I also watch capex announcements from the hyperscalers closely. When Microsoft, Google, or Amazon announces a multi-billion dollar data center buildout, that is a leading indicator for the suppliers in this space. Follow the money upstream.
Frequently Asked Questions
What makes liquid cooling better than air cooling for AI data centers?
Liquid cooling is significantly more efficient at removing heat from high-density compute environments. AI GPU clusters can generate thermal loads that exceed what air cooling can handle in standard rack configurations. Liquid — whether circulated through cold plates directly on chips or used in immersion tanks — absorbs and transfers heat far more effectively, enabling higher compute density and lower energy costs per unit of computation.
Are there ETFs that cover the best data center liquid cooling stocks?
There is no ETF that focuses exclusively on liquid cooling as of this writing. However, data center infrastructure ETFs and AI infrastructure ETFs may hold some of the companies mentioned above as part of broader holdings.
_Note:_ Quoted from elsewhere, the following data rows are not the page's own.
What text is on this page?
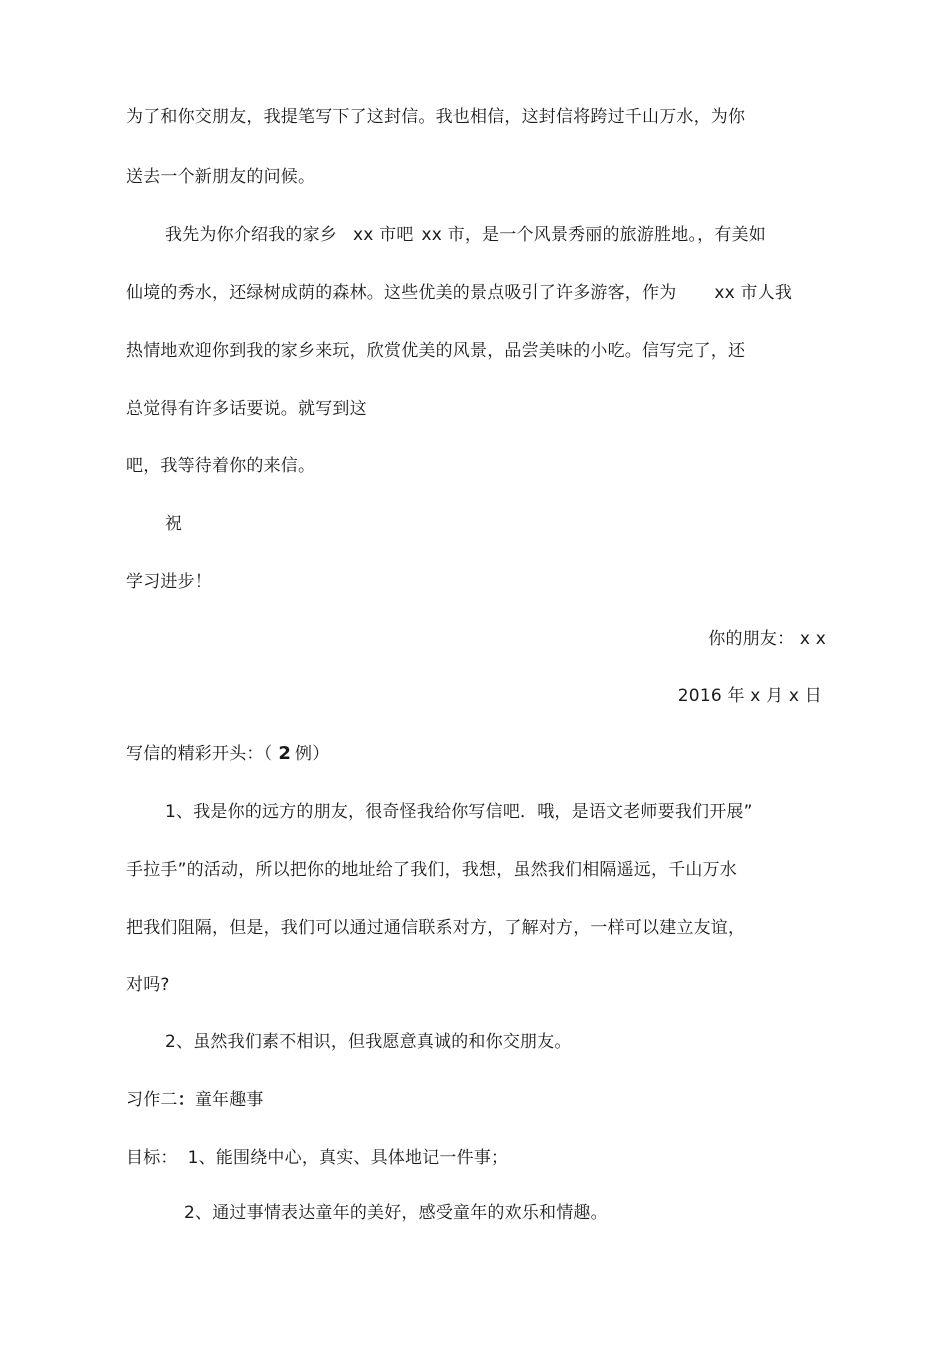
为了和你交朋友，我提笔写下了这封信。我也相信，这封信将跨过千山万水，为你
送去一个新朋友的问候。
我先为你介绍我的家乡 xx 市吧 xx 市，是一个风景秀丽的旅游胜地。，有美如
仙境的秀水，还绿树成荫的森林。这些优美的景点吸引了许多游客，作为 xx 市人我
热情地欢迎你到我的家乡来玩，欣赏优美的风景，品尝美味的小吃。信写完了，还
总觉得有许多话要说。就写到这
吧，我等待着你的来信。
祝
学习进步！
你的朋友： x x
2016 年 x 月 x 日
写信的精彩开头：（ 2 例）
1、我是你的远方的朋友，很奇怪我给你写信吧．哦，是语文老师要我们开展”
手拉手”的活动，所以把你的地址给了我们，我想，虽然我们相隔遥远，千山万水
把我们阻隔，但是，我们可以通过通信联系对方，了解对方，一样可以建立友谊，
对吗?
2、虽然我们素不相识，但我愿意真诚的和你交朋友。
习作二：童年趣事
目标： 1、能围绕中心，真实、具体地记一件事；
2、通过事情表达童年的美好，感受童年的欢乐和情趣。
Always review an ETF’s holdings list carefully — many AI-themed ETFs are more weighted toward software or chip companies than physical infrastructure. Do your own research on individual ETF compositions before investing.
Is it too late to invest in AI data center cooling stocks?
This is the question everyone asks after a theme has already run. Honestly, I do not know — and anyone who tells you with certainty is guessing. What I can say is that the fundamental demand driver — explosive growth in AI compute requiring physical cooling infrastructure — is a multi-year trend, not a one-quarter event. Whether current valuations price in too much of that future growth is something you need to evaluate on each individual name. Never invest more than you can afford to lose in any thematic bet.
Disclaimer: This article is for informational purposes only and is not financial advice. Do your own research.